For large networks, it is very time consuming to calculate some of the centralities, such as betweenness and closeness. Therefore, I would like to calculate the centrality of only a subset of nodes, instead of calculating all of the nodes' centrality. In the example above, how can I calculate the betweenness of node A, by Networkx library in Python?


Solution

  • In a graph, I found a solution for calculating the closeness centrality of a single node. But, for betweenness, I have not been able to find a solution. Let's calculate a node's closeness centrality in a graph. Here is how the closeness of all the nodes can be calculated: import networkx as nx

    # build up a graph
    
    G = nx.Graph()
    G.add_nodes_from(['A', 'B', 'C', 'D', 'E'])
    G.add_edges_from([('A', 'B'), ('B','C'), ('C', 'D'), ('D', 'E')])
    cc_centrality = nx.closeness_centrality(G)
    
    print (cc_centrality )
    

    Therefore, the above code produces the following result:

    {'A': 0.4, 'B': 0.5714285714285714, 'C': 0.6666666666666666, 'D': 0.5714285714285714, 'E': 0.4}
    

    In the next step, we will calculate the closeness of node A separately.

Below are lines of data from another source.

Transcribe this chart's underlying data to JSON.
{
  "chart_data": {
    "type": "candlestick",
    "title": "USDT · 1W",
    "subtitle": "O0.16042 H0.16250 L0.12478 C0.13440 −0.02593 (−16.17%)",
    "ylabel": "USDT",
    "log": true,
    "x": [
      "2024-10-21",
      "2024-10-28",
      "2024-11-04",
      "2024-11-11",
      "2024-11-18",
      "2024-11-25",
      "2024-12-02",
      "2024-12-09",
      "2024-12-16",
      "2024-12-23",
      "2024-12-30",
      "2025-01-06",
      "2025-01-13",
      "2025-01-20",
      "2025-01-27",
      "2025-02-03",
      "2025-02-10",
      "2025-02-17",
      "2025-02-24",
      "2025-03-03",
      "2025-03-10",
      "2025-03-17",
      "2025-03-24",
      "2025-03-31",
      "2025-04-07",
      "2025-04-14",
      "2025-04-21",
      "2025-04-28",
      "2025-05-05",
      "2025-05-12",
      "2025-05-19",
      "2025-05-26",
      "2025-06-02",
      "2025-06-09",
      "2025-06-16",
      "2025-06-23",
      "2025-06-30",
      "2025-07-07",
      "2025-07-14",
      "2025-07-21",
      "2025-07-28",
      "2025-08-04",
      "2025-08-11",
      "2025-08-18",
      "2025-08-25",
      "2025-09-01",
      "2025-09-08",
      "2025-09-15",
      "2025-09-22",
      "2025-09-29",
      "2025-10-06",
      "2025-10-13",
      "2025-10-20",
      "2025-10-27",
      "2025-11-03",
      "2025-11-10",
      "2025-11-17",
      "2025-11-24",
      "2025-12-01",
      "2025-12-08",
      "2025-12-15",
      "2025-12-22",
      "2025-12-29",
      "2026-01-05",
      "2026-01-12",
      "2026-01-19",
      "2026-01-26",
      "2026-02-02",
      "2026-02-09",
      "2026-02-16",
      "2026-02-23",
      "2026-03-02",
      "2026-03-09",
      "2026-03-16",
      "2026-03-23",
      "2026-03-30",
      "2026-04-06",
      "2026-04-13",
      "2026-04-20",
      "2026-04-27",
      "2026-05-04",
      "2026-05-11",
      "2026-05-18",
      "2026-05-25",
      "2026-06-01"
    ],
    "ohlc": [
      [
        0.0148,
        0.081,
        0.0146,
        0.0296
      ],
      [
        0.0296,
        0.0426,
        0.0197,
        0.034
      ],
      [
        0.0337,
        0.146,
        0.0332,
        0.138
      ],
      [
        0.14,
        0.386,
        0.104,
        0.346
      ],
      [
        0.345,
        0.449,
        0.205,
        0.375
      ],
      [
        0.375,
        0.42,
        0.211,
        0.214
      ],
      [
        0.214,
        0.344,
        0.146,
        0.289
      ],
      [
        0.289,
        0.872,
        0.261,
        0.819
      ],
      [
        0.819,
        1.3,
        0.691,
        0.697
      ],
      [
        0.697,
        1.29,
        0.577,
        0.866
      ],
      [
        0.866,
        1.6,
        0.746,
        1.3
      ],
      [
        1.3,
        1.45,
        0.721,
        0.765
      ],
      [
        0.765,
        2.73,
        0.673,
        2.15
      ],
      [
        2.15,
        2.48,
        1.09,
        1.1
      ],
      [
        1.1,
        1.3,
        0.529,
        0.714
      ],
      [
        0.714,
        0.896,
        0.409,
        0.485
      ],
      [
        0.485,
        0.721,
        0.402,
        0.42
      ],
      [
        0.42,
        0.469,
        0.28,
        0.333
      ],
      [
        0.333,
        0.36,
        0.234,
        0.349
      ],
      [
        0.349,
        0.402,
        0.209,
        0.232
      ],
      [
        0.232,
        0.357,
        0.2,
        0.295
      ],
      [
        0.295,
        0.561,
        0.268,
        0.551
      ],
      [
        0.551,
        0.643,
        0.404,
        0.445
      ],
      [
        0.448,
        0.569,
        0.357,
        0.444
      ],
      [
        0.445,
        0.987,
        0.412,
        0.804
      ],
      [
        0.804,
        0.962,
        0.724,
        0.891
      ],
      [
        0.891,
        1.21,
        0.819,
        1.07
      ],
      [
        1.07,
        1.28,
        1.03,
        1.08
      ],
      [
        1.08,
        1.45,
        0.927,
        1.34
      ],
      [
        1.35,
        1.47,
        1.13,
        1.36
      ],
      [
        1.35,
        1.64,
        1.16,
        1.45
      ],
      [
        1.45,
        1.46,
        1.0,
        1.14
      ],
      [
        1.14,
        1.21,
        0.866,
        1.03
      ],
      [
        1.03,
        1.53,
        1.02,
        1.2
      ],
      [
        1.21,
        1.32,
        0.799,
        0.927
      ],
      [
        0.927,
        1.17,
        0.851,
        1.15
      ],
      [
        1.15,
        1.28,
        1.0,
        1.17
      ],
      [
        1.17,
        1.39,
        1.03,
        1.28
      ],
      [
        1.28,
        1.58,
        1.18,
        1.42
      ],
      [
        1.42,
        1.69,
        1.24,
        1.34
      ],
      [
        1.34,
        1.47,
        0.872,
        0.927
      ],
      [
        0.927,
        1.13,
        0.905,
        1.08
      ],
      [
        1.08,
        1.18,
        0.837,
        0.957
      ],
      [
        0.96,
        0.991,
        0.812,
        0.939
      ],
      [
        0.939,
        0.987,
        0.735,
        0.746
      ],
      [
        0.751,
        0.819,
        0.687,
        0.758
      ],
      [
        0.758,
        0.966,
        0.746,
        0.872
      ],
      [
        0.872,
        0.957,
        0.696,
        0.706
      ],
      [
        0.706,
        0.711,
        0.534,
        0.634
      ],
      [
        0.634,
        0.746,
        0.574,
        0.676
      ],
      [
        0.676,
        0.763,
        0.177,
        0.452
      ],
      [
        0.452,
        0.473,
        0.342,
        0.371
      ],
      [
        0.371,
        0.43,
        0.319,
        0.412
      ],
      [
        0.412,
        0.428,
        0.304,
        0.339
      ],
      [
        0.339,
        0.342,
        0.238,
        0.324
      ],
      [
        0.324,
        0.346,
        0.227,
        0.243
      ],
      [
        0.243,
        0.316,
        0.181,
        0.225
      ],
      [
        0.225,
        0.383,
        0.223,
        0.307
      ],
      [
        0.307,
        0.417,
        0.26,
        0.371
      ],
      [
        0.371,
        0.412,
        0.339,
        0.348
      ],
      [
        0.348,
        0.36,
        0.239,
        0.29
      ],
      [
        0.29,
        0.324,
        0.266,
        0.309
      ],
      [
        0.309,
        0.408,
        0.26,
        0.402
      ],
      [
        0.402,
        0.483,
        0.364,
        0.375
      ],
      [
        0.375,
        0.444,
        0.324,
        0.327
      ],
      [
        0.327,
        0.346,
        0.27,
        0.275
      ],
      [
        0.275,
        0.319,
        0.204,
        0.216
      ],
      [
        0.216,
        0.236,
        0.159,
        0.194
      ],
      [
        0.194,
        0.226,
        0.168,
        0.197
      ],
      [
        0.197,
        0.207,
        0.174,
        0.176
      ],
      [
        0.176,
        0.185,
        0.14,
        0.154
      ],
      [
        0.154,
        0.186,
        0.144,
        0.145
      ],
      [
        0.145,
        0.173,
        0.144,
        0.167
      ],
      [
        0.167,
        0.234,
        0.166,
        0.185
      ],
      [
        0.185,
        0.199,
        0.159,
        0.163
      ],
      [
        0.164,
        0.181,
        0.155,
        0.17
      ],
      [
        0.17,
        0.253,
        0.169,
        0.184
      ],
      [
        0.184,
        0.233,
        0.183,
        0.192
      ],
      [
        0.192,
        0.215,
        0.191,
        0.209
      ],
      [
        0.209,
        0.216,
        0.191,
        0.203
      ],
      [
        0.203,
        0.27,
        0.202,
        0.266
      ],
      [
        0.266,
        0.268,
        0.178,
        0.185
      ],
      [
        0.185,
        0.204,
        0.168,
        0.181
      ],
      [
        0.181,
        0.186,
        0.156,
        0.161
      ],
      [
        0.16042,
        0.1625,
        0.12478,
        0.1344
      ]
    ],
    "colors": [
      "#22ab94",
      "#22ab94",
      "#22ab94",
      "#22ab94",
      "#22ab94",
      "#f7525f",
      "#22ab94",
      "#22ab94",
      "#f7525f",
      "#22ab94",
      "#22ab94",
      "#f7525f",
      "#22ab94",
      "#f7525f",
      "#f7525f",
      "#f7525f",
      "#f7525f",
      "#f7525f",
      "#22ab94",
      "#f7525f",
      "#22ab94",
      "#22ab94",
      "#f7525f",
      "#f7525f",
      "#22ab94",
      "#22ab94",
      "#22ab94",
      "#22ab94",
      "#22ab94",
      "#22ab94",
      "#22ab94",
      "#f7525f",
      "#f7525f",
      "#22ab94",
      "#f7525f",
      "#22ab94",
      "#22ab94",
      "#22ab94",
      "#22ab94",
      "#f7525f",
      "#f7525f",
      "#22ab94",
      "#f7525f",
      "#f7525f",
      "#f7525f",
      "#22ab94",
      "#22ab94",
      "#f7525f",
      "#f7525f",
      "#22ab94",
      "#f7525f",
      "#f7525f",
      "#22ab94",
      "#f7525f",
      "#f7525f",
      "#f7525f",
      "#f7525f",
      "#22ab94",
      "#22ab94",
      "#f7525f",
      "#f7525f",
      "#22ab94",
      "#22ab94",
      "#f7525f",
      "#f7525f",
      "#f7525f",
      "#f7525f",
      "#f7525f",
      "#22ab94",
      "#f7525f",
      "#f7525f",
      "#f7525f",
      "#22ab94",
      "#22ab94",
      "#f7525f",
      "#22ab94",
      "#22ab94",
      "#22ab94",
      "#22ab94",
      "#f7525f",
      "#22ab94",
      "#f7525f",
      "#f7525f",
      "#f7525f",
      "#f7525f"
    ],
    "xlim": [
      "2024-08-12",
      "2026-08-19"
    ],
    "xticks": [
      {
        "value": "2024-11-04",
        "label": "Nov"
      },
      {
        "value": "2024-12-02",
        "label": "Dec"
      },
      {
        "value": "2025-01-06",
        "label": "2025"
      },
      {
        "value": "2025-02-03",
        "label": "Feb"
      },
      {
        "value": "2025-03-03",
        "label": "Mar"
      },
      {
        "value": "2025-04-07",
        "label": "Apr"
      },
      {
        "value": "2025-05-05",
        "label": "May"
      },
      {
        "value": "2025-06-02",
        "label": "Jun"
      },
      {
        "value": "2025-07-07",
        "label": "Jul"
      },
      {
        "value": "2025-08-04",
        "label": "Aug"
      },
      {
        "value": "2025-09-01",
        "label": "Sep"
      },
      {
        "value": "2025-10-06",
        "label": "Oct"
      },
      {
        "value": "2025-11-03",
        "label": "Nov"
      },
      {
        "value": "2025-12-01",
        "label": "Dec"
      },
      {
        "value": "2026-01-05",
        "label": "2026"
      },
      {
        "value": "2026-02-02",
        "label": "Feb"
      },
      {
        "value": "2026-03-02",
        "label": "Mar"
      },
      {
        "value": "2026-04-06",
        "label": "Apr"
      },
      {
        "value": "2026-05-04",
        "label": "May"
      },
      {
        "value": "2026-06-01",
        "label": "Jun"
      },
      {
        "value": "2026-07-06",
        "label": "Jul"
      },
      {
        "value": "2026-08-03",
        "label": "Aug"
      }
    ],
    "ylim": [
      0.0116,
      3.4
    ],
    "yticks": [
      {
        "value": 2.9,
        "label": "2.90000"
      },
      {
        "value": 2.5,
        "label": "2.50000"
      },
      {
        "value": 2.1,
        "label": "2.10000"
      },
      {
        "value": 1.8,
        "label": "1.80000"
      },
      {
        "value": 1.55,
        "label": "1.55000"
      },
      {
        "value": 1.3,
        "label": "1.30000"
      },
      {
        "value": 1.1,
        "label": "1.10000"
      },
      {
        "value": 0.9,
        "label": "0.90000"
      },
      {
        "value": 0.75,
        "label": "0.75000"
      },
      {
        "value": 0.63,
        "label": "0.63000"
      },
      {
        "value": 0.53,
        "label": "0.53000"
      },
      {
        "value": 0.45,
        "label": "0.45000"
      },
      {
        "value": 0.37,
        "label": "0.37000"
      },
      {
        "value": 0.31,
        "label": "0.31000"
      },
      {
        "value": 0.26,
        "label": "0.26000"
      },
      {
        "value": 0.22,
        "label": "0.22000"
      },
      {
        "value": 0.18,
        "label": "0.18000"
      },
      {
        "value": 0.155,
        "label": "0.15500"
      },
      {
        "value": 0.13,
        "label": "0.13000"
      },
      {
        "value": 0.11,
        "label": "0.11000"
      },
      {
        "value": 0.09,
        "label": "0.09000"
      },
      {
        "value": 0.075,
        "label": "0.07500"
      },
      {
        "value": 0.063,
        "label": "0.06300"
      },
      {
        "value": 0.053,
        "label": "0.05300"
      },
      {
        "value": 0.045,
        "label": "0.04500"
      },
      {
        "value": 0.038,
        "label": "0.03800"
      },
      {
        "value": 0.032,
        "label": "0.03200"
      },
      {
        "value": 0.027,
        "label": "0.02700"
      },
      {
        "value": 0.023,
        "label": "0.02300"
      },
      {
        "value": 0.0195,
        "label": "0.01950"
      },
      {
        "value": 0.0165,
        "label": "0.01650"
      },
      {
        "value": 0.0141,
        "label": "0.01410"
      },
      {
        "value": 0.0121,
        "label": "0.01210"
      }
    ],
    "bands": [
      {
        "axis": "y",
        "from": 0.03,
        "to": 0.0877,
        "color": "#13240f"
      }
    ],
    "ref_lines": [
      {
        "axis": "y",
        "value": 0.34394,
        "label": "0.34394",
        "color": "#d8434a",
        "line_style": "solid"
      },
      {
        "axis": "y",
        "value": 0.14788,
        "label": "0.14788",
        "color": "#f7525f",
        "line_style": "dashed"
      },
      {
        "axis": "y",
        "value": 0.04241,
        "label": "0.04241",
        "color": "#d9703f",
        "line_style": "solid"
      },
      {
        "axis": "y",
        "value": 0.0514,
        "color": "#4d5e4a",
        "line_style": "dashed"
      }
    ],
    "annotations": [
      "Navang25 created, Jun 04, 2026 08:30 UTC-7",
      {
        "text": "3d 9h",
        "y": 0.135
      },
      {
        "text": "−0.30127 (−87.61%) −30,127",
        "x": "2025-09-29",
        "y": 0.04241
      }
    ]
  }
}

According to the source code for Neworkx, closeness centrality has the following meaning:

    closeness_centrality(G, u=None, distance=None, wf_improved=True)
    

    The graph G shows the defined graph, and u represents the node you want to determine its closeness separately. To calculate the closeness of node A, follow these steps:

    nx.closeness_centrality(G, u='A')
    

    The result equals to 0.4. Similarly, nx.closeness_centrality(G, u='B') gives you 0.5714285714285714.